Tuesday, October 26, 2010

The Saddest, Most Open "Closure" Ever

this will be long. please bear with me if you're so inclined. (oh, and if you want to read with a lovely song in the background, scroll down and hit play :)

All I/we want(ed) was closure, this has been dragging on since that fateful Friday, April 29th.* Bringing conflicted feelings and not letting us enjoy all the new experiences that come with moving to a new place. A nice, beautiful place at that. Starting brand new jobs (OK, I don't have a real job, but it's something). Going to interviews on the first weeks on the job not once, but twice -- K in the summer and both of us in September.
* Day when K first read the email that brought us to today I didn't blog it until a few days later.

The easiest thing to do would be to just move on, but it's so sad and difficult after K had the most surreal academic job offer refusal conversation ever this afternoon.

Sigh. Gulp.

They truly desperately want(ed) him. And still do. Left all doors open. For those who have experience with academic jobs, this doesn't happen very often, unless they really want you. (It happened with our friend P back in 2007 when he had 5 offers, including one from the place where K got his current/past offer from.) Sometimes, when someone rejects an offer, this person is almost "blacklisted," but this was clearly the opposite of that.

The truth is that the department is in a dire situation right now, two people didn't get tenure and left, they're struggling to hire more people. It's a department with some faults and tons of potential, but budgetary problems at the university level present some constraints (e.g. the low salary for K which makes it more desirable for us to stay here even with my low part-time salary and it was because of the budget problems that there was nothing for me -- I have an insider friend who assured me of that).

And then, there's my current "job" which was one of the main reasons for the decision (there are others, including a conviction that here might be a better place for the boys to grow up) -- I'm enjoying the teaching, but it was positively lovely to think up some potential classes and syllabi.

I know it's a cliché to say this, but it's the best way to describe it. This whole experience felt like an alluring dream that we were going to wake up from at any minute, but that we willingly kept dreaming just to see where it would lead. I often wondered out loud to K if it wouldn't have been better to just to have let it go back in late April/ May when the first email came. The problem is that saying that he was not interested in pursuing this (our #2 option, remember?) would have been a lie.

Here we are today, though. We can decide to wake up from the dream and live on, just recalling what it felt like to walk on that lovely campus, wondering if we would be coming to work there or not. I can go on teaching my classes, but I know that deep down I'll always remember the "dangerous exercise in dreaming" that was designing those syllabi.

You know, I don't even mind anymore that as we get older life only gets more and more complicated. And beautiful. Because if everything were simple and straightforward, I think it would be boring.
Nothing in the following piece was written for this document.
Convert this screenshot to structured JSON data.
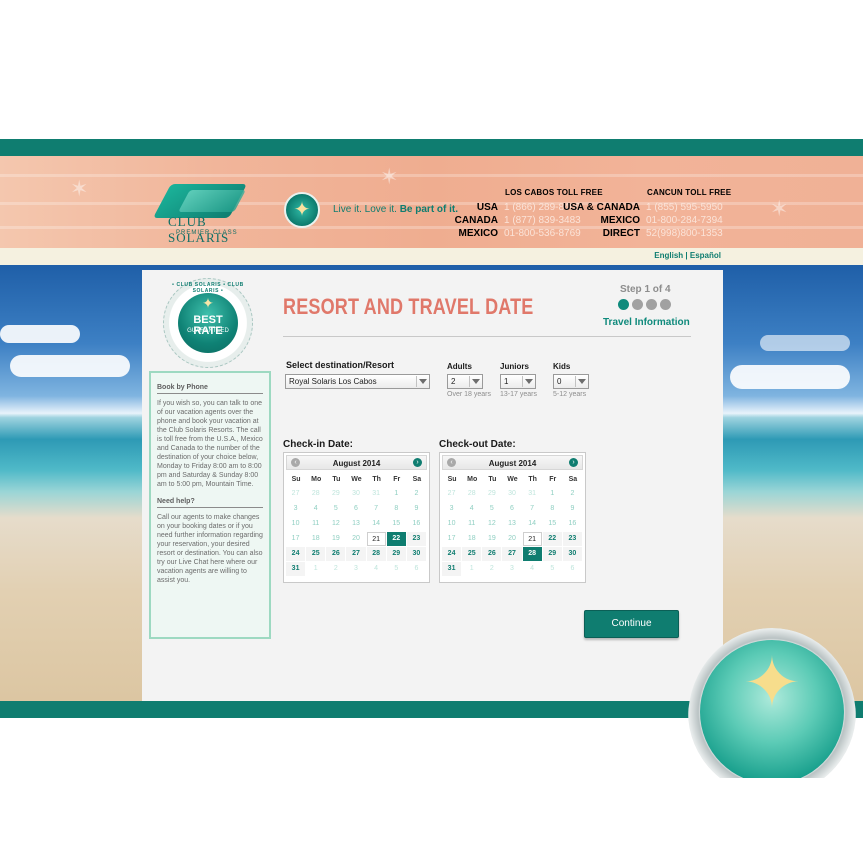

Over the past 14 years as an expatriate I have learned to let go of so many things... and I think this makes the decision on where to settle down so much harder and fraught with conflicting emotions. It feels easier to just keep going, moving on and on.

Like my dear poet/entrepreneur friend Articulate Dad said, I want to enjoy the canyon and ride the burro, but I wonder what the other path would look like. Especially because the door of the limousine has been left open like that...

yeah, I thought I'd be writing a different post tonight, but this is what I have. And when K told me about the phone call he said he knew I wouldn't like the outcome. I've been shedding a few tears in the past two days as the burden of this momentous decision felt so heavy and I thought that it would all be over after today, but probably not. I'm a little sad right now, and I don't know where to put this sadness because it doesn't fit anywhere...

This is the song I wanted to have included in that post, I hope it works this time. Listening to it soothes me right now...

well, I'll have plenty of time to reflect in the daily posting month that is coming... And I hope the bubble/dream will not burst, but live on.

3 comments:

Anjali said...

I think it's for the best, Lilian. You'll feel peace about the decision, soon.

Anonymous said...

I need to write you an email.

Aliki2006 said...

I just know there is a sense of peace headed your way--I do. As Anjali said so well, it might very well be for the best, especially if where you are now feels like the best place for the bpys to grow up.

I wasn't blogging back then, but we moved here to NC for my husband's tenure-track job BECAUSE they had promised me a teaching position as well. Once we moved I interviewed formally and everything and they offered me teaching. But then. someone uncovered a little known nepotism clause buried somewhere and they couldn't let me teach. My husband was angry, I was angry and devastated--it had all seemed too good to be true, and it was. But then that meant I had the gift of a year home with L., and then I started working at my present college as an adjunct and that turned into a full-time job. Anyway, I write all this to tell you that even what seems to be the ultimate dream can turn out to not be at all what you thought it would be. Then better things come along, and things work out for the best.